I mentioned this in my preview article for this show, and I compulsively feel like I have to bring it up, even though it’s probably not strictly necessary: the Fringe play Brothers and Arms is written and directed by a friend of mine. Depending on how you feel about things like bias and objectivity in your bloggers, this may be worth keeping in mind while I rave about his show and tell everyone to go and see it…

Brothers And Arms is split into two parallel storylines: in the first, William (Jason Martorino) returns home from World War II missing an arm to his manipulative girlfriend Rebecca (Sara VanBuskirk) and comic artist brother Jazzy (Brad Emes), and has difficulty wrapping his mind around it when things back home aren’t the way they were supposed to be. In the second, Wayne (Emes), an Iraq war vet with some PTSD issues, drops in on his brother Chance (Martorino), a comic book cover artist, and Chance’s girlfriend Kristen, who used to be Wayne’s fiance.

In the first half, the problems come largely from the girlfriend, who has dated both men and tries to seduce Jazzy before William arrives on the scene, and the lack of respect that both the others have for Jazzy and his “doodles,” as they call them.

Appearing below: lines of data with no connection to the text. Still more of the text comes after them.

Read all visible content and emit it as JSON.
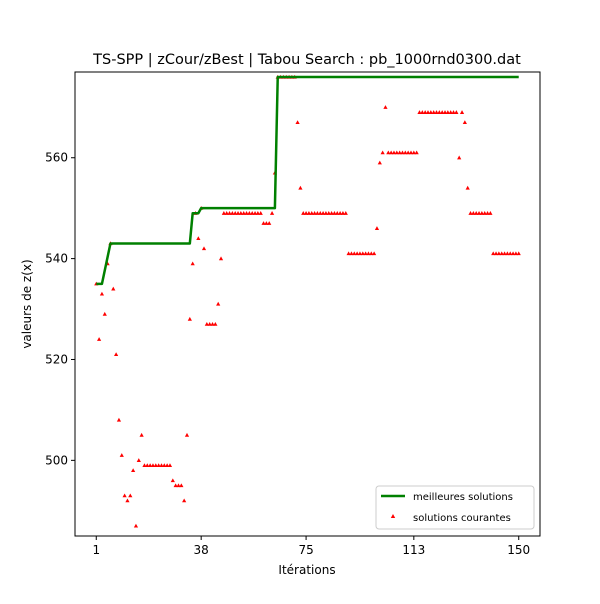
{
  "chart_data": {
    "type": "line+scatter",
    "title": "TS-SPP | zCour/zBest | Tabou Search : pb_1000rnd0300.dat",
    "xlabel": "Itérations",
    "ylabel": "valeurs de z(x)",
    "xlim": [
      -6.5,
      157.5
    ],
    "ylim": [
      485,
      577
    ],
    "xticks": [
      1,
      38,
      75,
      113,
      150
    ],
    "yticks": [
      500,
      520,
      540,
      560
    ],
    "grid": false,
    "legend_position": "bottom-right",
    "series": [
      {
        "name": "meilleures solutions",
        "kind": "line",
        "color": "#008000",
        "x": [
          1,
          3,
          6,
          34,
          35,
          37,
          38,
          64,
          65,
          150
        ],
        "y": [
          535,
          535,
          543,
          543,
          549,
          549,
          550,
          550,
          576,
          576
        ]
      },
      {
        "name": "solutions courantes",
        "kind": "scatter",
        "color": "#ff0000",
        "points": [
          [
            1,
            535
          ],
          [
            2,
            524
          ],
          [
            3,
            533
          ],
          [
            4,
            529
          ],
          [
            5,
            539
          ],
          [
            6,
            543
          ],
          [
            7,
            534
          ],
          [
            8,
            521
          ],
          [
            9,
            508
          ],
          [
            10,
            501
          ],
          [
            11,
            493
          ],
          [
            12,
            492
          ],
          [
            13,
            493
          ],
          [
            14,
            498
          ],
          [
            15,
            487
          ],
          [
            16,
            500
          ],
          [
            17,
            505
          ],
          [
            18,
            499
          ],
          [
            19,
            499
          ],
          [
            20,
            499
          ],
          [
            21,
            499
          ],
          [
            22,
            499
          ],
          [
            23,
            499
          ],
          [
            24,
            499
          ],
          [
            25,
            499
          ],
          [
            26,
            499
          ],
          [
            27,
            499
          ],
          [
            28,
            496
          ],
          [
            29,
            495
          ],
          [
            30,
            495
          ],
          [
            31,
            495
          ],
          [
            32,
            492
          ],
          [
            33,
            505
          ],
          [
            34,
            528
          ],
          [
            35,
            539
          ],
          [
            36,
            549
          ],
          [
            37,
            544
          ],
          [
            38,
            550
          ],
          [
            39,
            542
          ],
          [
            40,
            527
          ],
          [
            41,
            527
          ],
          [
            42,
            527
          ],
          [
            43,
            527
          ],
          [
            44,
            531
          ],
          [
            45,
            540
          ],
          [
            46,
            549
          ],
          [
            47,
            549
          ],
          [
            48,
            549
          ],
          [
            49,
            549
          ],
          [
            50,
            549
          ],
          [
            51,
            549
          ],
          [
            52,
            549
          ],
          [
            53,
            549
          ],
          [
            54,
            549
          ],
          [
            55,
            549
          ],
          [
            56,
            549
          ],
          [
            57,
            549
          ],
          [
            58,
            549
          ],
          [
            59,
            549
          ],
          [
            60,
            547
          ],
          [
            61,
            547
          ],
          [
            62,
            547
          ],
          [
            63,
            549
          ],
          [
            64,
            557
          ],
          [
            65,
            576
          ],
          [
            66,
            576
          ],
          [
            67,
            576
          ],
          [
            68,
            576
          ],
          [
            69,
            576
          ],
          [
            70,
            576
          ],
          [
            71,
            576
          ],
          [
            72,
            567
          ],
          [
            73,
            554
          ],
          [
            74,
            549
          ],
          [
            75,
            549
          ],
          [
            76,
            549
          ],
          [
            77,
            549
          ],
          [
            78,
            549
          ],
          [
            79,
            549
          ],
          [
            80,
            549
          ],
          [
            81,
            549
          ],
          [
            82,
            549
          ],
          [
            83,
            549
          ],
          [
            84,
            549
          ],
          [
            85,
            549
          ],
          [
            86,
            549
          ],
          [
            87,
            549
          ],
          [
            88,
            549
          ],
          [
            89,
            549
          ],
          [
            90,
            541
          ],
          [
            91,
            541
          ],
          [
            92,
            541
          ],
          [
            93,
            541
          ],
          [
            94,
            541
          ],
          [
            95,
            541
          ],
          [
            96,
            541
          ],
          [
            97,
            541
          ],
          [
            98,
            541
          ],
          [
            99,
            541
          ],
          [
            100,
            546
          ],
          [
            101,
            559
          ],
          [
            102,
            561
          ],
          [
            103,
            570
          ],
          [
            104,
            561
          ],
          [
            105,
            561
          ],
          [
            106,
            561
          ],
          [
            107,
            561
          ],
          [
            108,
            561
          ],
          [
            109,
            561
          ],
          [
            110,
            561
          ],
          [
            111,
            561
          ],
          [
            112,
            561
          ],
          [
            113,
            561
          ],
          [
            114,
            561
          ],
          [
            115,
            569
          ],
          [
            116,
            569
          ],
          [
            117,
            569
          ],
          [
            118,
            569
          ],
          [
            119,
            569
          ],
          [
            120,
            569
          ],
          [
            121,
            569
          ],
          [
            122,
            569
          ],
          [
            123,
            569
          ],
          [
            124,
            569
          ],
          [
            125,
            569
          ],
          [
            126,
            569
          ],
          [
            127,
            569
          ],
          [
            128,
            569
          ],
          [
            129,
            560
          ],
          [
            130,
            569
          ],
          [
            131,
            567
          ],
          [
            132,
            554
          ],
          [
            133,
            549
          ],
          [
            134,
            549
          ],
          [
            135,
            549
          ],
          [
            136,
            549
          ],
          [
            137,
            549
          ],
          [
            138,
            549
          ],
          [
            139,
            549
          ],
          [
            140,
            549
          ],
          [
            141,
            541
          ],
          [
            142,
            541
          ],
          [
            143,
            541
          ],
          [
            144,
            541
          ],
          [
            145,
            541
          ],
          [
            146,
            541
          ],
          [
            147,
            541
          ],
          [
            148,
            541
          ],
          [
            149,
            541
          ],
          [
            150,
            541
          ]
        ]
      }
    ]
  }
}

Tension ramps up pretty quickly after William arrives, then has his idealized world view torn apart. In the second, the problems come from Wayne’s mental illness, which causes him to see conspiracies and sedition in Chance’s anti-war comic book cover work. He thinks his brother may be part of a terrorist plot, and when he tries to remove Kristen from their home, things get ugly.

It’s a good plot, and empathy and recognition of how tough it is to be a soldier returning from war is certainly worth talking about. Martorino steals both scenes with his two characters, while Emes does a good job with Wayne’s mental unbalance, though he looked a bit stiff as Jazzy at times. VanBuskirk plays both her roles well, but I find that both female characters are a little underdeveloped here; Rebecca, from the first half, is flat-out unlikeable, and doesn’t seem to have a lot of redeeming qualities that would draw these two guys to her, while Kristen just seems like a victim in all this. I found the second half worked better for me than the first; the pace seemed quicker and the dialogue felt a little more natural.

That said, it’s a strong play where the tension builds towards a believable climax in both halves. Having a soft spot for comic books (just as I know writer/director Stephen Jackson does) there’s a few references in here that I enjoyed, and if you know a bit about the history of comics as propaganda pieces the contrast between the relentlessly anti-fascist, pro-America and unrealistic comics of the 40’s and the left-leaning, anti-George W. Bush comics that were frequently made last decade is interesting. It’s a play worth seeing, even if you don’t know the playwright. If you do get a chance to know the playwright though, you should. He’s a nice guy.